Liceti définit les monstres comme « ce qui naît, entre les animaux, avec une disposition et un arrangement de membres tout différent et tout contraire à la nature de ceux qui les ont engendrés ». Il recherche dans les monstres la détermination de la cause qui a perturbé la formation naturelle des êtres vivants. Il associe régulièrement l’art et la nature pour définir l’origine des monstres : « de l’art qui imite les défauts de la Nature, à quoi même cette dernière contribue ».

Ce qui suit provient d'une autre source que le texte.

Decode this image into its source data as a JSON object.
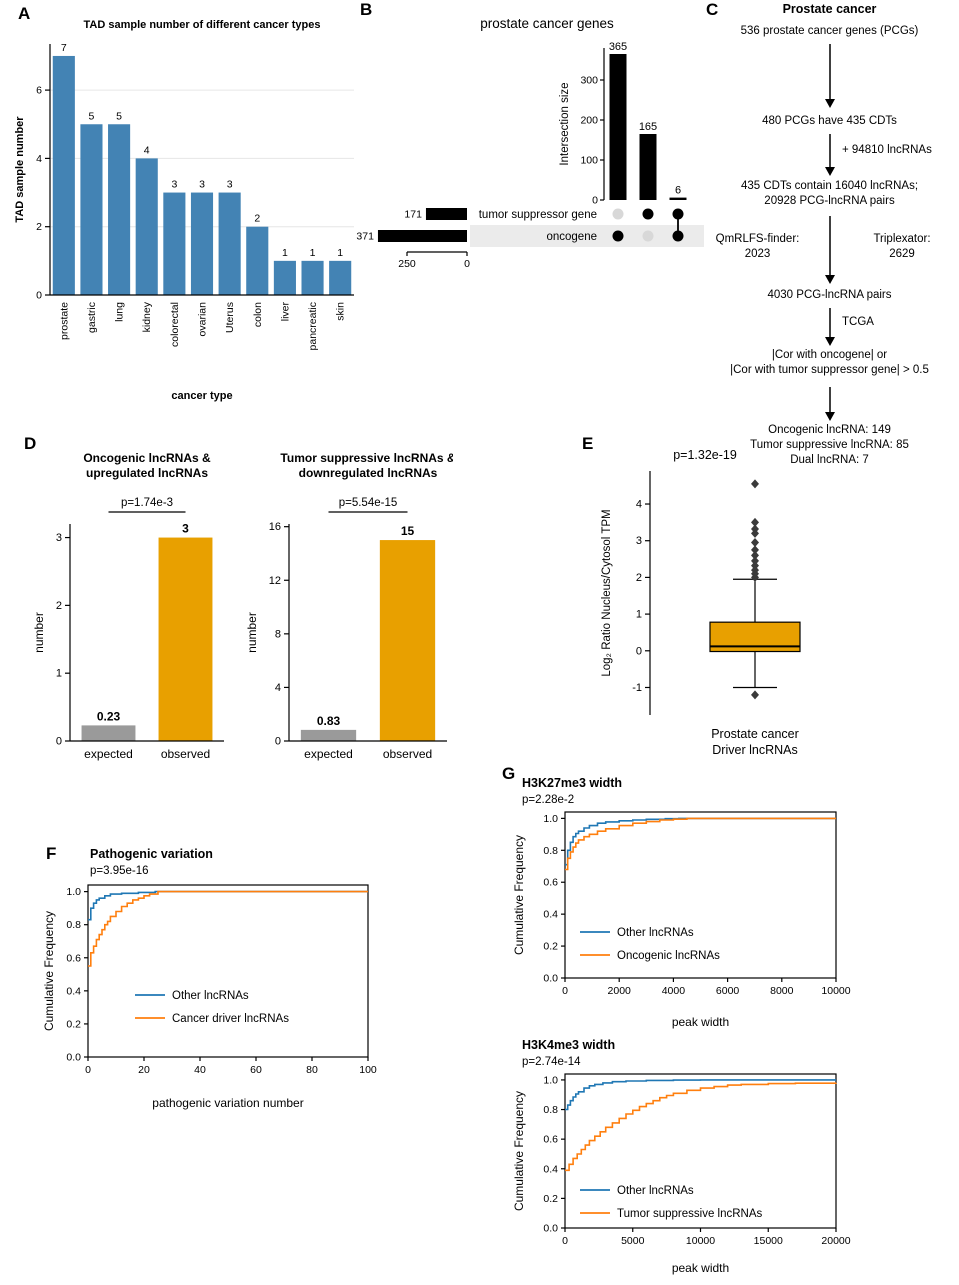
{
  "page": {
    "background": "#ffffff"
  },
  "panel_labels": {
    "A": "A",
    "B": "B",
    "C": "C",
    "D": "D",
    "E": "E",
    "F": "F",
    "G": "G"
  },
  "colors": {
    "bar_blue": "#4383b4",
    "orange": "#E8A000",
    "gray": "#9a9a9a",
    "line_blue": "#1f77b4",
    "line_orange": "#ff7f0e",
    "black": "#000000"
  },
  "panel_c": {
    "title": "Prostate cancer",
    "node1": "536 prostate cancer genes (PCGs)",
    "node2": "480 PCGs have 435 CDTs",
    "arrow1_label": "+ 94810 lncRNAs",
    "node3_line1": "435 CDTs contain 16040 lncRNAs;",
    "node3_line2": "20928 PCG-lncRNA pairs",
    "left_tool_line1": "QmRLFS-finder:",
    "left_tool_line2": "2023",
    "right_tool_line1": "Triplexator:",
    "right_tool_line2": "2629",
    "node4": "4030 PCG-lncRNA pairs",
    "arrow2_label": "TCGA",
    "node5_line1": "|Cor with oncogene| or",
    "node5_line2": "|Cor with tumor suppressor gene| > 0.5",
    "result_line1": "Oncogenic lncRNA: 149",
    "result_line2": "Tumor suppressive lncRNA: 85",
    "result_line3": "Dual lncRNA: 7"
  },
  "chart_data": [
    {
      "id": "panel-a-tad-samples",
      "type": "bar",
      "title": "TAD sample number of different cancer types",
      "xlabel": "cancer type",
      "ylabel": "TAD sample number",
      "categories": [
        "prostate",
        "gastric",
        "lung",
        "kidney",
        "colorectal",
        "ovarian",
        "Uterus",
        "colon",
        "liver",
        "pancreatic",
        "skin"
      ],
      "values": [
        7,
        5,
        5,
        4,
        3,
        3,
        3,
        2,
        1,
        1,
        1
      ],
      "ylim": [
        0,
        7.35
      ],
      "yticks": [
        0,
        2,
        4,
        6
      ],
      "bar_color": "#4383b4",
      "grid": true
    },
    {
      "id": "panel-b-upset",
      "type": "upset",
      "title": "prostate cancer genes",
      "intersection_axis_label": "Intersection size",
      "intersection_sizes": [
        365,
        165,
        6
      ],
      "intersection_yticks": [
        0,
        100,
        200,
        300
      ],
      "intersection_ymax": 380,
      "sets": [
        {
          "name": "tumor suppressor gene",
          "size": 171
        },
        {
          "name": "oncogene",
          "size": 371
        }
      ],
      "set_axis_ticks": [
        250,
        0
      ],
      "membership": [
        [
          false,
          true
        ],
        [
          true,
          false
        ],
        [
          true,
          true
        ]
      ]
    },
    {
      "id": "panel-d1-oncogenic-overlap",
      "type": "bar",
      "title_line1": "Oncogenic lncRNAs &",
      "title_line2": "upregulated lncRNAs",
      "pvalue": "p=1.74e-3",
      "ylabel": "number",
      "categories": [
        "expected",
        "observed"
      ],
      "values": [
        0.23,
        3
      ],
      "bar_colors": [
        "#9a9a9a",
        "#E8A000"
      ],
      "ylim": [
        0,
        3.2
      ],
      "yticks": [
        0,
        1,
        2,
        3
      ]
    },
    {
      "id": "panel-d2-suppressive-overlap",
      "type": "bar",
      "title_line1": "Tumor suppressive lncRNAs &",
      "title_line2": "downregulated lncRNAs",
      "pvalue": "p=5.54e-15",
      "ylabel": "number",
      "categories": [
        "expected",
        "observed"
      ],
      "values": [
        0.83,
        15
      ],
      "bar_colors": [
        "#9a9a9a",
        "#E8A000"
      ],
      "ylim": [
        0,
        16.2
      ],
      "yticks": [
        0,
        4,
        8,
        12,
        16
      ]
    },
    {
      "id": "panel-e-localization-box",
      "type": "box",
      "pvalue": "p=1.32e-19",
      "ylabel": "Log₂ Ratio Nucleus/Cytosol TPM",
      "xlabel_line1": "Prostate cancer",
      "xlabel_line2": "Driver lncRNAs",
      "box": {
        "whisker_low": -1.0,
        "q1": -0.02,
        "median": 0.12,
        "q3": 0.78,
        "whisker_high": 1.95
      },
      "outliers": [
        -1.2,
        2.0,
        2.1,
        2.2,
        2.32,
        2.45,
        2.6,
        2.75,
        2.95,
        3.2,
        3.32,
        3.5,
        4.55
      ],
      "ylim": [
        -1.75,
        4.9
      ],
      "yticks": [
        -1,
        0,
        1,
        2,
        3,
        4
      ],
      "box_color": "#E8A000"
    },
    {
      "id": "panel-f-pathogenic-variation",
      "type": "cdf",
      "title": "Pathogenic variation",
      "pvalue": "p=3.95e-16",
      "xlabel": "pathogenic variation number",
      "ylabel": "Cumulative Frequency",
      "xlim": [
        0,
        100
      ],
      "xticks": [
        [
          0,
          "0"
        ],
        [
          20,
          "20"
        ],
        [
          40,
          "40"
        ],
        [
          60,
          "60"
        ],
        [
          80,
          "80"
        ],
        [
          100,
          "100"
        ]
      ],
      "ylim": [
        0,
        1.04
      ],
      "yticks": [
        [
          0,
          "0.0"
        ],
        [
          0.2,
          "0.2"
        ],
        [
          0.4,
          "0.4"
        ],
        [
          0.6,
          "0.6"
        ],
        [
          0.8,
          "0.8"
        ],
        [
          1,
          "1.0"
        ]
      ],
      "series": [
        {
          "name": "Other lncRNAs",
          "color": "#1f77b4",
          "points": [
            [
              0,
              0.83
            ],
            [
              1,
              0.9
            ],
            [
              2,
              0.93
            ],
            [
              3,
              0.95
            ],
            [
              4,
              0.96
            ],
            [
              6,
              0.975
            ],
            [
              8,
              0.985
            ],
            [
              12,
              0.99
            ],
            [
              18,
              0.995
            ],
            [
              24,
              1.0
            ]
          ]
        },
        {
          "name": "Cancer driver lncRNAs",
          "color": "#ff7f0e",
          "points": [
            [
              0,
              0.55
            ],
            [
              1,
              0.63
            ],
            [
              2,
              0.67
            ],
            [
              3,
              0.71
            ],
            [
              4,
              0.74
            ],
            [
              5,
              0.77
            ],
            [
              6,
              0.8
            ],
            [
              7,
              0.82
            ],
            [
              8,
              0.85
            ],
            [
              10,
              0.88
            ],
            [
              12,
              0.91
            ],
            [
              14,
              0.93
            ],
            [
              16,
              0.95
            ],
            [
              18,
              0.96
            ],
            [
              20,
              0.975
            ],
            [
              22,
              0.985
            ],
            [
              25,
              1.0
            ]
          ]
        }
      ]
    },
    {
      "id": "panel-g1-h3k27me3",
      "type": "cdf",
      "title": "H3K27me3 width",
      "pvalue": "p=2.28e-2",
      "xlabel": "peak width",
      "ylabel": "Cumulative Frequency",
      "xlim": [
        0,
        10000
      ],
      "xticks": [
        [
          0,
          "0"
        ],
        [
          2000,
          "2000"
        ],
        [
          4000,
          "4000"
        ],
        [
          6000,
          "6000"
        ],
        [
          8000,
          "8000"
        ],
        [
          10000,
          "10000"
        ]
      ],
      "ylim": [
        0,
        1.04
      ],
      "yticks": [
        [
          0,
          "0.0"
        ],
        [
          0.2,
          "0.2"
        ],
        [
          0.4,
          "0.4"
        ],
        [
          0.6,
          "0.6"
        ],
        [
          0.8,
          "0.8"
        ],
        [
          1,
          "1.0"
        ]
      ],
      "series": [
        {
          "name": "Other lncRNAs",
          "color": "#1f77b4",
          "points": [
            [
              0,
              0.71
            ],
            [
              100,
              0.8
            ],
            [
              200,
              0.85
            ],
            [
              300,
              0.885
            ],
            [
              400,
              0.905
            ],
            [
              500,
              0.92
            ],
            [
              700,
              0.94
            ],
            [
              900,
              0.955
            ],
            [
              1200,
              0.97
            ],
            [
              1500,
              0.978
            ],
            [
              2000,
              0.985
            ],
            [
              2500,
              0.99
            ],
            [
              3000,
              0.994
            ],
            [
              3700,
              0.998
            ],
            [
              4200,
              1.0
            ]
          ]
        },
        {
          "name": "Oncogenic lncRNAs",
          "color": "#ff7f0e",
          "points": [
            [
              0,
              0.68
            ],
            [
              100,
              0.75
            ],
            [
              200,
              0.79
            ],
            [
              300,
              0.82
            ],
            [
              400,
              0.845
            ],
            [
              500,
              0.865
            ],
            [
              700,
              0.885
            ],
            [
              900,
              0.9
            ],
            [
              1200,
              0.92
            ],
            [
              1500,
              0.935
            ],
            [
              2000,
              0.955
            ],
            [
              2500,
              0.97
            ],
            [
              3000,
              0.98
            ],
            [
              3500,
              0.99
            ],
            [
              4000,
              0.995
            ],
            [
              4500,
              1.0
            ]
          ]
        }
      ]
    },
    {
      "id": "panel-g2-h3k4me3",
      "type": "cdf",
      "title": "H3K4me3 width",
      "pvalue": "p=2.74e-14",
      "xlabel": "peak width",
      "ylabel": "Cumulative Frequency",
      "xlim": [
        0,
        20000
      ],
      "xticks": [
        [
          0,
          "0"
        ],
        [
          5000,
          "5000"
        ],
        [
          10000,
          "10000"
        ],
        [
          15000,
          "15000"
        ],
        [
          20000,
          "20000"
        ]
      ],
      "ylim": [
        0,
        1.04
      ],
      "yticks": [
        [
          0,
          "0.0"
        ],
        [
          0.2,
          "0.2"
        ],
        [
          0.4,
          "0.4"
        ],
        [
          0.6,
          "0.6"
        ],
        [
          0.8,
          "0.8"
        ],
        [
          1,
          "1.0"
        ]
      ],
      "series": [
        {
          "name": "Other lncRNAs",
          "color": "#1f77b4",
          "points": [
            [
              0,
              0.8
            ],
            [
              200,
              0.83
            ],
            [
              400,
              0.86
            ],
            [
              600,
              0.885
            ],
            [
              800,
              0.905
            ],
            [
              1000,
              0.92
            ],
            [
              1400,
              0.945
            ],
            [
              1800,
              0.96
            ],
            [
              2200,
              0.97
            ],
            [
              2800,
              0.98
            ],
            [
              3500,
              0.988
            ],
            [
              4500,
              0.993
            ],
            [
              6000,
              0.997
            ],
            [
              8000,
              0.999
            ],
            [
              10000,
              1.0
            ]
          ]
        },
        {
          "name": "Tumor suppressive lncRNAs",
          "color": "#ff7f0e",
          "points": [
            [
              0,
              0.39
            ],
            [
              300,
              0.43
            ],
            [
              600,
              0.47
            ],
            [
              900,
              0.5
            ],
            [
              1200,
              0.53
            ],
            [
              1500,
              0.56
            ],
            [
              1800,
              0.59
            ],
            [
              2200,
              0.62
            ],
            [
              2600,
              0.65
            ],
            [
              3000,
              0.68
            ],
            [
              3500,
              0.71
            ],
            [
              4000,
              0.74
            ],
            [
              4500,
              0.77
            ],
            [
              5000,
              0.795
            ],
            [
              5500,
              0.82
            ],
            [
              6000,
              0.84
            ],
            [
              6500,
              0.86
            ],
            [
              7000,
              0.88
            ],
            [
              7500,
              0.895
            ],
            [
              8000,
              0.91
            ],
            [
              9000,
              0.93
            ],
            [
              10000,
              0.945
            ],
            [
              11000,
              0.955
            ],
            [
              12000,
              0.965
            ],
            [
              13000,
              0.97
            ],
            [
              15000,
              0.975
            ],
            [
              17000,
              0.978
            ],
            [
              20000,
              0.98
            ]
          ]
        }
      ]
    }
  ]
}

Ce livre est rédigé en latin. Voici une traduction de l’introduction qui explique son point de vue sur les monstres :

« Ayant donc à parler de la génération des monstres en particulier, voyons premièrement de combien de sortes il y en a, et quelle est leur commune Origine, et leur Cause. Sur quoi nous croyons qu’on en peut fort bien concevoir trois sortes de productions. La première surnaturelle, que Dieu permet et procure, pour punir les hommes des péchés et des crimes qu’ils ont commis, comme la S. Écriture nous apprend qu’il est arrivé à Nabuchodonosor. La seconde au-dessous de la nature, lorsque le diable fait illusion aux sens des hommes, comme cela se voit en ceux qui sont transformés en d’autres par Sorcellerie. Et la troisième est purement naturelle, et vient de quelque défaut, ou de quelque empêchement, qui se trouve dans les principes qui sont naturellement destinés à former les corps des hommes. Nous n’entreprendrons pas d’examiner ici l’Origine miraculeuse des Monstres, ni celle que le diable procure par ses illusions. Nous parlerons seulement que de la naturelle. »

Un chapitre est néanmoins consacré aux œuvres du diable par l’influence qu’il peut avoir sur la nature en créant une illusion : « la cause de ce monstre, à proprement parler, est à la vérité naturelle : mais le diable en est le ministre et l’artisan. »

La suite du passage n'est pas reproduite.